The second article features ten prominent performers, each explaining what approach they use for creating a more dynamic stage presence.


Again some quotes:

"I encourage Synetic actors to train in parkour movements because there is an emphasis on gaining knowledge of one's body in space as it relates to dangers (falling, colliding with objects, losing balance) and applying that knowledge to move through obstacles with ease and safety. To me, parkour is about understanding the relationship between your body and the physical world, and enjoying it. Learn to fall, roll, land, climb and interact with the physical world so that you can perform better in your run, play or dance piece. The real joy of parkour is that it changes how you look at your environment—everything becomes a potential playground!" — Ben Cunis

"Lecoq is a way, a path—not a 'technique'—that asks the actor: What do you have to say? Tragedy, commedia and bouffon all have a different approach, but the overarching theme in Lecoq is 'actor as creator.' The process helps you develop your own voice, not just as an actor but also as a theatre artist. That rounded training is lacking in the U.S. The empowerment of the actor to understand more than just the role he is playing is not often embraced here, and in New York there is a palpable hunger for physical-theatre training." — Richard Crawford

"I just played Florindo, the boastful lover in A Servant of Two Masters, at Yale Rep. I went back to basics: leading with the chest, exercising muscles in my back, realizing how to look upward when I walked around, asking where my character's power comes from. Florindo is a funny character, but not to himself. Even doing commedia, I had to find the truth in this body. I did a whole monologue walking straight downstage till I got to the apron, and then ran all the way back crying and yelling. To do that eight times a week, you have to go back to your training. That's what Moni's [Yakim] about: the freedom inside the body when doing these extreme characterizations." — Jesse Perez

And you can read that whole article here.

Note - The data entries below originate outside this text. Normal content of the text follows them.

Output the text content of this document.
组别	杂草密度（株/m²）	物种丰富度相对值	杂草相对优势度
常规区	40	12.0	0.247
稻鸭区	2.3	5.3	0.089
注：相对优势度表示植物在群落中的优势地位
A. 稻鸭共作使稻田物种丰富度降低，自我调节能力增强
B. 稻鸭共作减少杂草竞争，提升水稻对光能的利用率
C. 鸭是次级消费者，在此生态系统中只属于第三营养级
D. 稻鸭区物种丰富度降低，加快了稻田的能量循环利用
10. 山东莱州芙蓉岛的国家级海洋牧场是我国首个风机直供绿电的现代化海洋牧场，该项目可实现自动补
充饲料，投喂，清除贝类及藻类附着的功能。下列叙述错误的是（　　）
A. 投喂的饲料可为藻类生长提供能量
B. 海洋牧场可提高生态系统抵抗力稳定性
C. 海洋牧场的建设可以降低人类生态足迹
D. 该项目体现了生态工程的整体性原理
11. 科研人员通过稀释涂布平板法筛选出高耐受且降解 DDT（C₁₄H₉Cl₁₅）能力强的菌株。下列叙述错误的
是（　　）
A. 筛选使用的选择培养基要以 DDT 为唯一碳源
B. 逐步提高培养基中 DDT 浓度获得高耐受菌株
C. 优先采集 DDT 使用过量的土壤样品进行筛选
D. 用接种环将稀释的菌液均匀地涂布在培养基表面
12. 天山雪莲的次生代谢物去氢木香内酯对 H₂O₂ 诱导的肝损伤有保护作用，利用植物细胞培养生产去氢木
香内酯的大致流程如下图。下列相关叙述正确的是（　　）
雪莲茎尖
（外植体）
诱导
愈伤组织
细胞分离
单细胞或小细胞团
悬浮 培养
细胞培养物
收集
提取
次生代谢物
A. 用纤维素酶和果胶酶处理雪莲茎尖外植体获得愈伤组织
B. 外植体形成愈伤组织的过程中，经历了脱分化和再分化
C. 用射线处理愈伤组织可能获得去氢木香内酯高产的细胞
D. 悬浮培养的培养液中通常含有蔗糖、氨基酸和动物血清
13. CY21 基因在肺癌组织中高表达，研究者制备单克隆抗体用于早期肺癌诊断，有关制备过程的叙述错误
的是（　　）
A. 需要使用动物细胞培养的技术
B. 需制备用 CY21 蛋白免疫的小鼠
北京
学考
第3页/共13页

The articles have lots of links, plus the reader comments to each article provide some additional information and pespectives.

Sunday, April 3, 2011

Live from Paris: Lecoq Students at the Louvre

[post 119]  

During my March visit to Paris, the Louvre was hosting various groups doing performances and other events around the art work each Friday night.  The evening I visited, there were about half a dozen groups of students from the École Jacques Lecoq doing movement pieces in the Richelieu wing in front of glorious Renaissance tapestries and related art work.  I thought the evening a great success, bringing new life to a museum that, though indisputably great, can still benefit from more dynamic ways of engaging art.

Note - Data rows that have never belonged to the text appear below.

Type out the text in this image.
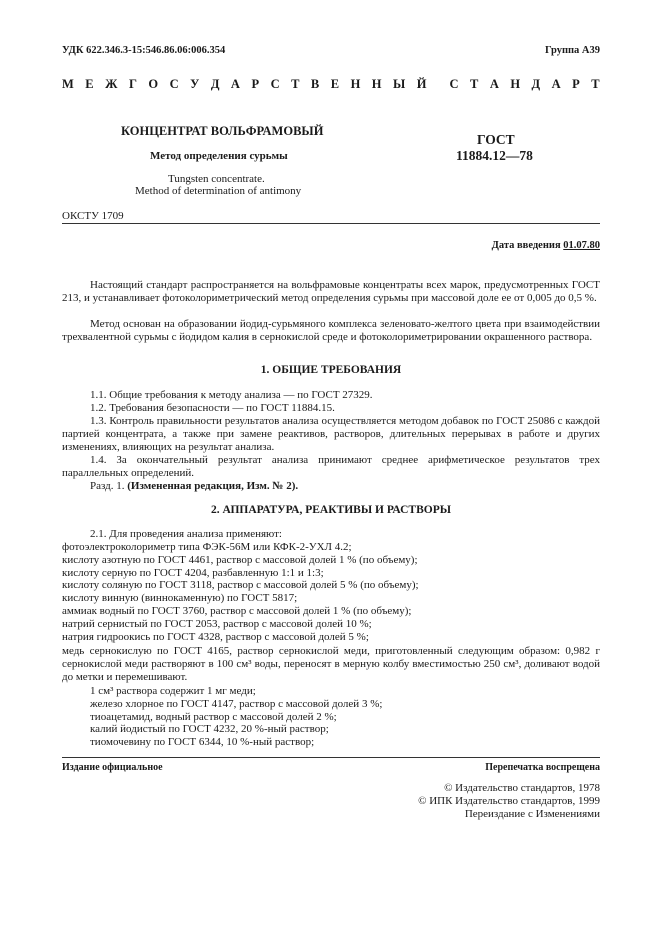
УДК 622.346.3-15:546.86.06:006.354	Группа А39
М Е Ж Г О С У Д А Р С Т В Е Н Н Ы Й С Т А Н Д А Р Т
КОНЦЕНТРАТ ВОЛЬФРАМОВЫЙ
Метод определения сурьмы
Tungsten concentrate.
Method of determination of antimony
ГОСТ
11884.12—78
ОКСТУ 1709
Дата введения 01.07.80
Настоящий стандарт распространяется на вольфрамовые концентраты всех марок, предусмотренных ГОСТ 213, и устанавливает фотоколориметрический метод определения сурьмы при массовой доле ее от 0,005 до 0,5 %.
Метод основан на образовании йодид-сурьмяного комплекса зеленовато-желтого цвета при взаимодействии трехвалентной сурьмы с йодидом калия в сернокислой среде и фотоколориметрировании окрашенного раствора.
1. ОБЩИЕ ТРЕБОВАНИЯ
1.1. Общие требования к методу анализа — по ГОСТ 27329.
1.2. Требования безопасности — по ГОСТ 11884.15.
1.3. Контроль правильности результатов анализа осуществляется методом добавок по ГОСТ 25086 с каждой партией концентрата, а также при замене реактивов, растворов, длительных перерывах в работе и других изменениях, влияющих на результат анализа.
1.4. За окончательный результат анализа принимают среднее арифметическое результатов трех параллельных определений.
Разд. 1. (Измененная редакция, Изм. № 2).
2. АППАРАТУРА, РЕАКТИВЫ И РАСТВОРЫ
2.1. Для проведения анализа применяют:
фотоэлектроколориметр типа ФЭК-56М или КФК-2-УХЛ 4.2;
кислоту азотную по ГОСТ 4461, раствор с массовой долей 1 % (по объему);
кислоту серную по ГОСТ 4204, разбавленную 1:1 и 1:3;
кислоту соляную по ГОСТ 3118, раствор с массовой долей 5 % (по объему);
кислоту винную (виннокаменную) по ГОСТ 5817;
аммиак водный по ГОСТ 3760, раствор с массовой долей 1 % (по объему);
натрий сернистый по ГОСТ 2053, раствор с массовой долей 10 %;
натрия гидроокись по ГОСТ 4328, раствор с массовой долей 5 %;
медь сернокислую по ГОСТ 4165, раствор сернокислой меди, приготовленный следующим образом: 0,982 г сернокислой меди растворяют в 100 см³ воды, переносят в мерную колбу вместимостью 250 см³, доливают водой до метки и перемешивают.
1 см³ раствора содержит 1 мг меди;
железо хлорное по ГОСТ 4147, раствор с массовой долей 3 %;
тиоацетамид, водный раствор с массовой долей 2 %;
калий йодистый по ГОСТ 4232, 20 %-ный раствор;
тиомочевину по ГОСТ 6344, 10 %-ный раствор;
Издание официальное	Перепечатка воспрещена
© Издательство стандартов, 1978
© ИПК Издательство стандартов, 1999
Переиздание с Изменениями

Special thanks to old friend and Lecoq alumnus Bernie Collins for turning me on to this. And it was great meeting Lecoq teacher and acclaimed physical comedy performer Jos Houben, who had worked with these students, and to get to see Mme. Fay Lecoq again — who was in fine spirits and did not seem to have aged since I last saw her in 1990!

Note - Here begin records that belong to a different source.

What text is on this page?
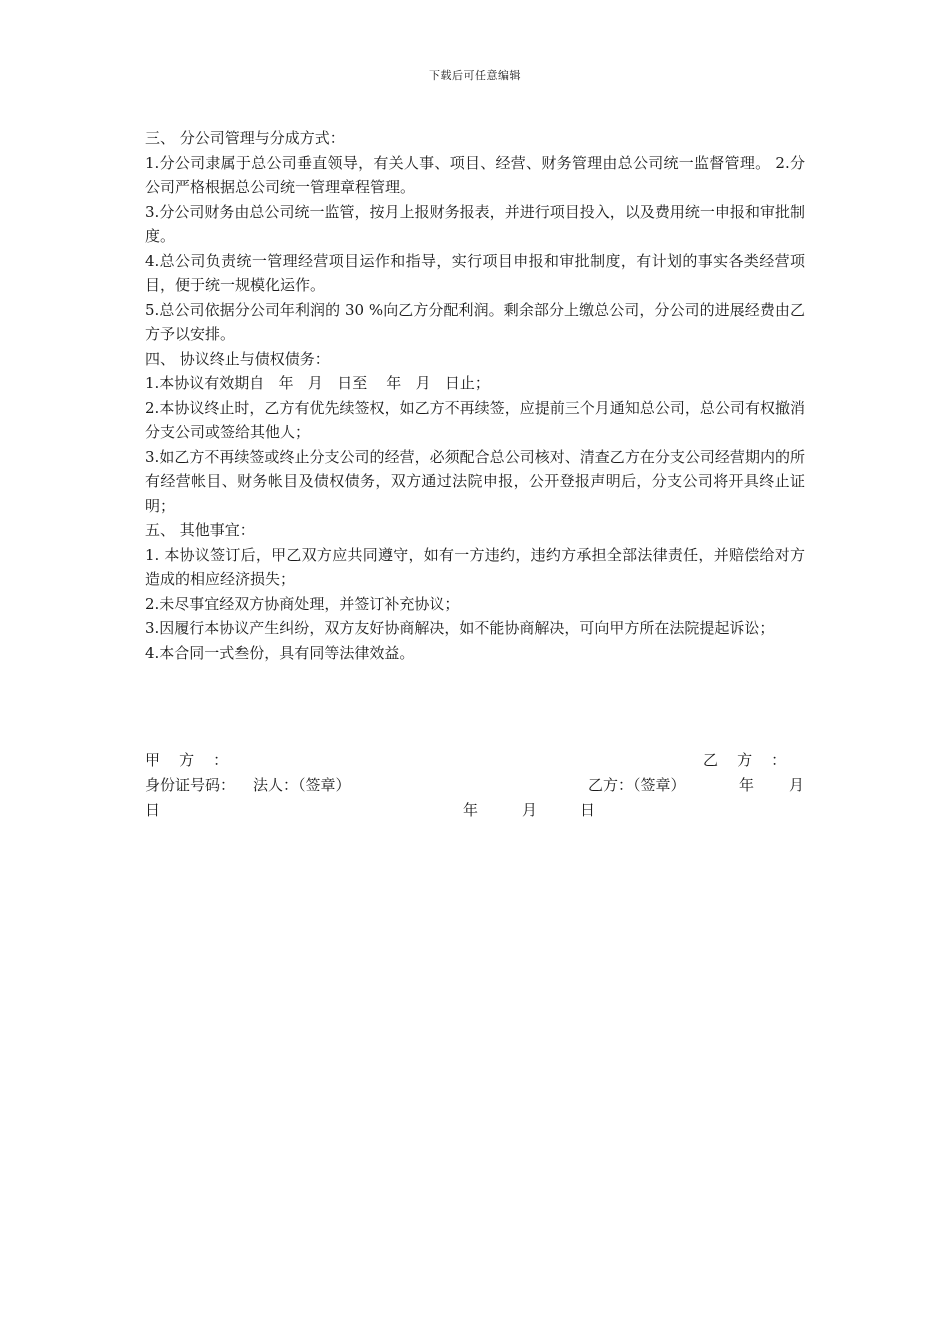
下载后可任意编辑

三、 分公司管理与分成方式：

1.分公司隶属于总公司垂直领导，有关人事、项目、经营、财务管理由总公司统一监督管理。 2.分公司严格根据总公司统一管理章程管理。

3.分公司财务由总公司统一监管，按月上报财务报表，并进行项目投入，以及费用统一申报和审批制度。

4.总公司负责统一管理经营项目运作和指导，实行项目申报和审批制度，有计划的事实各类经营项目，便于统一规模化运作。

5.总公司依据分公司年利润的 30 %向乙方分配利润。剩余部分上缴总公司，分公司的进展经费由乙方予以安排。

四、 协议终止与债权债务：

1.本协议有效期自   年   月   日至    年   月   日止；

2.本协议终止时，乙方有优先续签权，如乙方不再续签，应提前三个月通知总公司，总公司有权撤消分支公司或签给其他人；

3.如乙方不再续签或终止分支公司的经营，必须配合总公司核对、清查乙方在分支公司经营期内的所有经营帐目、财务帐目及债权债务，双方通过法院申报，公开登报声明后，分支公司将开具终止证明；

五、 其他事宜：

1. 本协议签订后，甲乙双方应共同遵守，如有一方违约，违约方承担全部法律责任，并赔偿给对方造成的相应经济损失；

2.未尽事宜经双方协商处理，并签订补充协议；

3.因履行本协议产生纠纷，双方友好协商解决，如不能协商解决，可向甲方所在法院提起诉讼；

4.本合同一式叁份，具有同等法律效益。

甲    方    ：	乙    方    ：
身份证号码： 法人：（签章）	乙方：（签章）	年 月
日	年	月	日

Here are two of the short pieces.  The first is a group scene in  The Scipio Gallery (right), the tenth tapestry from the set The Hunts of Maximilian.  The tapestry they performed in front of is attributed as follows:

Battle of Zama
After Giulio ROMANO
OA 5394: a tapestry depicting a hunting scene. 

Tapestry, wool and silk
Copy made at the Manufacture des Gobelins for Louis XIV in 1688–89, after the tapestry woven in Brussels, c. 1558, for the Maréchal de Saint-André.

 
Here's the tapestry:



And here's their piece:





The second piece in a neighboring room is an "eternal triangle" with some nifty partnering.  This room had smaller art works, mostly bronzes. Not sure if this piece is specifically based on one of these.